If anything, I honestly think this book might be even better than The Ruin of Kings was.

I love almost every character here. Kieran is an amazing character whose back story is just incredible. Janell is, if anything, even more interesting. And I'm not ashamed to admit that a part of me fell just a little bit in love with her.

The new culture (sorry, no clue how to spell it) is so amazing. The way it merges knighthood, honor, and horses into a coherent culture is both fascinating and incredible.

And let me just say that I find the fire bloods absolutely amazing! The whole idea of what they are is so fascinating.

On a side note (no pun intended), I found the footnotes in this book much more appropriate and entertaining (and less awkward and info-dumpy) than those in The Ruin of Kings.

I don't recall if I fully processed this in The Ruin of Kings or not, but the basis for what gods and dragons are in this world is both amazing and surprisingly unique!

There are a few revelations herein that were truly staggering. If there's anything that Jenn Lyons does better than anything else, it's probably the twist. There are so many amazing twists in these books, each one completely reframing everything we thought we knew!

I think my biggest shock is that even after everything he's done, I find myself identifying with Relos Varr and really liking him as a character.

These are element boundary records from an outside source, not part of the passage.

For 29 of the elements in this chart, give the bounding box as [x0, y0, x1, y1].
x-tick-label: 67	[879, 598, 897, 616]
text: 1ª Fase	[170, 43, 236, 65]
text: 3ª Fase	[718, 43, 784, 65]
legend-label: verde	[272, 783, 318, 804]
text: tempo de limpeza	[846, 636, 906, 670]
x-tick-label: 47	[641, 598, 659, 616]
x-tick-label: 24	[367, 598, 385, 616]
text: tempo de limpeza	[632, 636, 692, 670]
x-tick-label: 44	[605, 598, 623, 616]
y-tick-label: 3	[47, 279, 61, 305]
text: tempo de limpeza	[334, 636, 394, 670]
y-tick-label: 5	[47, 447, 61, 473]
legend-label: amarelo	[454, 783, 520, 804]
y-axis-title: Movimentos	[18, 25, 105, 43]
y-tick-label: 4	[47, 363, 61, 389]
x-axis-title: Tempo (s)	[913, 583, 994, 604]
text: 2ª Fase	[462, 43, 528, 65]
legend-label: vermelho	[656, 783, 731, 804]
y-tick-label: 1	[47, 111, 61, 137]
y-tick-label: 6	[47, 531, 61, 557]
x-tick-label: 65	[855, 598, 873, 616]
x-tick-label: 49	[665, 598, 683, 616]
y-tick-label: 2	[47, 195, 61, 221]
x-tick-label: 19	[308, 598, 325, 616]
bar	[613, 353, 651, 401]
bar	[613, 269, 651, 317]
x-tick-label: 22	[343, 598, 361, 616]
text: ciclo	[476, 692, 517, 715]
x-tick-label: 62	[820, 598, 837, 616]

But the Dragon! Oh, the Dragon! Maurios is such a fascinating dragon! Between his physical form, the nature of his special breath, his personality, and his weakness (to say nothing of his familial connections!), I am completely blown away. I think he is legitimately the most original, most unique, most creative dragon I've ever read about!

Now, criticisms...
Hmmm.
Do I even have any?

Just one. Although I understand the reason for it, I found the single short bout of present tense both jarring and awkward.

Now, the ending.
Although I would have liked to see a longer climax with a bit more wrapup afterward, I can't deny that the ending comes together brilliantly, tying all the disparate threads together, and far exceeds any level of epicness that I might have expected or asked for.

I can't imagine any reader not enjoying these books unless you are so dead set on standard structure or a particular POV style that you aren't willing to consider anything different.

I, myself, am normally not at all fond of first person narratives. But this book, just like the first and a small handful of others, pulls off the first person parts so brilliantly and with such a compelling voice that I couldn't help loving it.